今回は、特に昨年10月の長崎国体開会式等の一連行事の為に行幸啓頂いた天皇皇后両陛下に長崎県知事が今年2月に「白鷺文花瓶」を、やはり同国体の為に来崎された秋篠宮同妃両殿下へ長崎県が「鷺草文九寸絵皿」を献上したことの紹介とそれらの写真が目に付き、臥牛ファンの一人として大変嬉しく思いました。また、十四代を継いだ午郎さんのオーロラ文様を描いた大きな絵皿や大型の壺などの新作も見応えがありました。

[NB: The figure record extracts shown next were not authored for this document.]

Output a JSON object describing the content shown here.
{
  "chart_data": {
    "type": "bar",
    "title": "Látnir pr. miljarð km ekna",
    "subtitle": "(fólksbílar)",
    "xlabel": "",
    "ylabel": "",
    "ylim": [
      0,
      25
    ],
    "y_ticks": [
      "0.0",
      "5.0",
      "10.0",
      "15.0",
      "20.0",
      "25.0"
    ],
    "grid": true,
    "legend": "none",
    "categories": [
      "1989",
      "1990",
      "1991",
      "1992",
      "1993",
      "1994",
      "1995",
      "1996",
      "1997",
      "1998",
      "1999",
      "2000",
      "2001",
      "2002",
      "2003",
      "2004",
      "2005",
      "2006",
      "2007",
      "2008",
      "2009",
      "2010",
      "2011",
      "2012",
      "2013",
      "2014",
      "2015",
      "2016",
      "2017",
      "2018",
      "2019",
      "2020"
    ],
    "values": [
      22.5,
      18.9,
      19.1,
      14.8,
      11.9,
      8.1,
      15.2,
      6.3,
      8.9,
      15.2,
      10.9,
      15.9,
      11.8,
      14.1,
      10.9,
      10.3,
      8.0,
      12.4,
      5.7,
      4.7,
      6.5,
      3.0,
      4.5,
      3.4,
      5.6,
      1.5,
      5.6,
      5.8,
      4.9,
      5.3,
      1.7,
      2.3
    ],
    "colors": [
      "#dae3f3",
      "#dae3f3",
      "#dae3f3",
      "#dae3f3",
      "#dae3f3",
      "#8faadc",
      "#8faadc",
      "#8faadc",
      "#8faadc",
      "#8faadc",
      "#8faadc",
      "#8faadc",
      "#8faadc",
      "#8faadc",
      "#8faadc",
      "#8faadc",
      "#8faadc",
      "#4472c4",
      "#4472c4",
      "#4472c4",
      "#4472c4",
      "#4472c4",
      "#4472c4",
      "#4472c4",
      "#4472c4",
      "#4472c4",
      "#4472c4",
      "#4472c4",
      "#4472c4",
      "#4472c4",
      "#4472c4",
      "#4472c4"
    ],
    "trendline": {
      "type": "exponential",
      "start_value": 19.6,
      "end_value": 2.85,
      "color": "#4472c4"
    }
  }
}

快晴で天気が良すぎ、体調的にあまり歩きたくなかったので、有田駅を中心に開かれている陶器市の方には寄らずに帰途に着きました。高速道へ向かう途中で街中の渋滞にかかり、ふと横を見ると柿右衛門窯の看板が目に入ったので、交差点の真ん中でやや強引に方向転換して車を柿右衛門窯へ進めてみました。

当美術館でも、縁あって十二代と十四代の小さな作品を何点か所蔵していますが、窯を訪問するのは初めてです。柿右衛門古陶磁参考館で、十二代、十三代、十四代、そして現在の十五代の「柔らかくて温かみのある乳白色の素地の上に、余白を十分に残した明るく繊細で絵画的な構図を特徴とする色絵磁器」のいわゆる「柿右衛門様式」の作品に接して、何か言い表し難い「あっ、これが伝統というものか!」の気持ちが湧いてきました。

家内とともに良い経験をして、参考館入り口に貼紙案内がしてあったその夜の十五代出演のTV番組「中村勘九郎~親子の宿命~」を観ました。番組の中で、十五代が仕事に没頭する父親(十四代)とは自分の進路を決める高二になるまでまともに向き合って普通の親子として話したことがなかったという発言に驚き、また「伝承」と「伝統」について語っているのが印象に残りました。